IMM harus mengambil peran sebagai oase keilmuan dan spiritualitas. Ini bisa diwujudkan dengan beberapa langkah strategis:

  • Membangun budaya membaca dan menulis di kalangan kader sebagai dasar kepakaran.

  • Menumbuhkan tradisi debat ilmiah, bukan debat kusir. IMM harus menciptakan ruang-ruang pertemuan pemikiran lintas disiplin.

  • Menginternalisasi nilai-nilai tarjih Muhammadiyah, yang menjunjung tinggi argumentasi rasional, ijtihad kolektif, dan keterbukaan terhadap perbedaan pendapat.

  • Menggunakan media sosial secara bijak sebagai sarana dakwah intelektual, bukan kontestasi eksistensi.

5. Menghidupkan Kepakaran: Jalan IMM Menuju Masyarakat Ilmu

Rekonstruksi gerakan IMM harus dimulai dari membangun kembali orientasi gerakan. IMM tidak hanya butuh aktivis lapangan, tetapi juga butuh kader-kader epistemik—mereka yang menguasai teori, metodologi, dan tradisi keilmuan Islam maupun kontemporer. Kepakaran adalah hasil dari mujahadah intelektual yang konsisten dan rendah hati.

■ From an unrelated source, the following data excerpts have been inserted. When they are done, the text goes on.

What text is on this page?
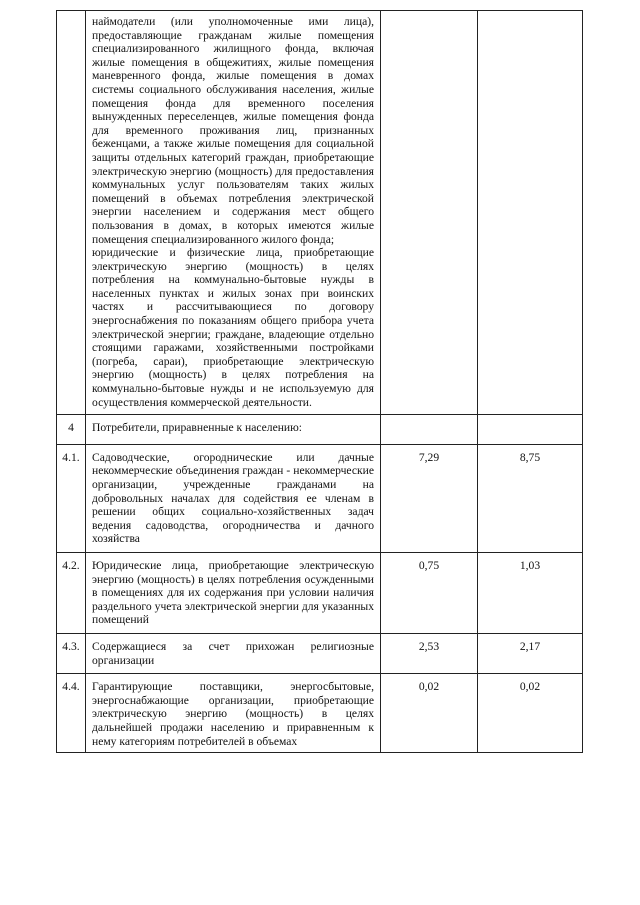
	наймодатели (или уполномоченные ими лица), предоставляющие гражданам жилые помещения специализированного жилищного фонда, включая жилые помещения в общежитиях, жилые помещения маневренного фонда, жилые помещения в домах системы социального обслуживания населения, жилые помещения фонда для временного поселения вынужденных переселенцев, жилые помещения фонда для временного проживания лиц, признанных беженцами, а также жилые помещения для социальной защиты отдельных категорий граждан, приобретающие электрическую энергию (мощность) для предоставления коммунальных услуг пользователям таких жилых помещений в объемах потребления электрической энергии населением и содержания мест общего пользования в домах, в которых имеются жилые помещения специализированного жилого фонда;

юридические и физические лица, приобретающие электрическую энергию (мощность) в целях потребления на коммунально-бытовые нужды в населенных пунктах и жилых зонах при воинских частях и рассчитывающиеся по договору энергоснабжения по показаниям общего прибора учета электрической энергии; граждане, владеющие отдельно стоящими гаражами, хозяйственными постройками (погреба, сараи), приобретающие электрическую энергию (мощность) в целях потребления на коммунально-бытовые нужды и не используемую для осуществления коммерческой деятельности.		

4	Потребители, приравненные к населению:		

4.1.	Садоводческие, огороднические или дачные некоммерческие объединения граждан - некоммерческие организации, учрежденные гражданами на добровольных началах для содействия ее членам в решении общих социально-хозяйственных задач ведения садоводства, огородничества и дачного хозяйства	7,29	8,75

4.2.	Юридические лица, приобретающие электрическую энергию (мощность) в целях потребления осужденными в помещениях для их содержания при условии наличия раздельного учета электрической энергии для указанных помещений	0,75	1,03

4.3.	Содержащиеся за счет прихожан религиозные организации	2,53	2,17

4.4.	Гарантирующие поставщики, энергосбытовые, энергоснабжающие организации, приобретающие электрическую энергию (мощность) в целях дальнейшей продажи населению и приравненным к нему категориям потребителей в объемах	0,02	0,02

Dalam pandangan Islam, kepakaran bukan sekadar akumulasi pengetahuan, melainkan kesadaran akan tanggung jawab moral atas ilmu yang dimiliki. Dalam Surah Al-Mujadalah ayat 11, Allah SWT menegaskan bahwa orang-orang berilmu akan ditinggikan derajatnya. IMM, dengan semua warisan keilmuannya, mesti kembali menjadikan ayat ini sebagai inspirasi perjuangan kader.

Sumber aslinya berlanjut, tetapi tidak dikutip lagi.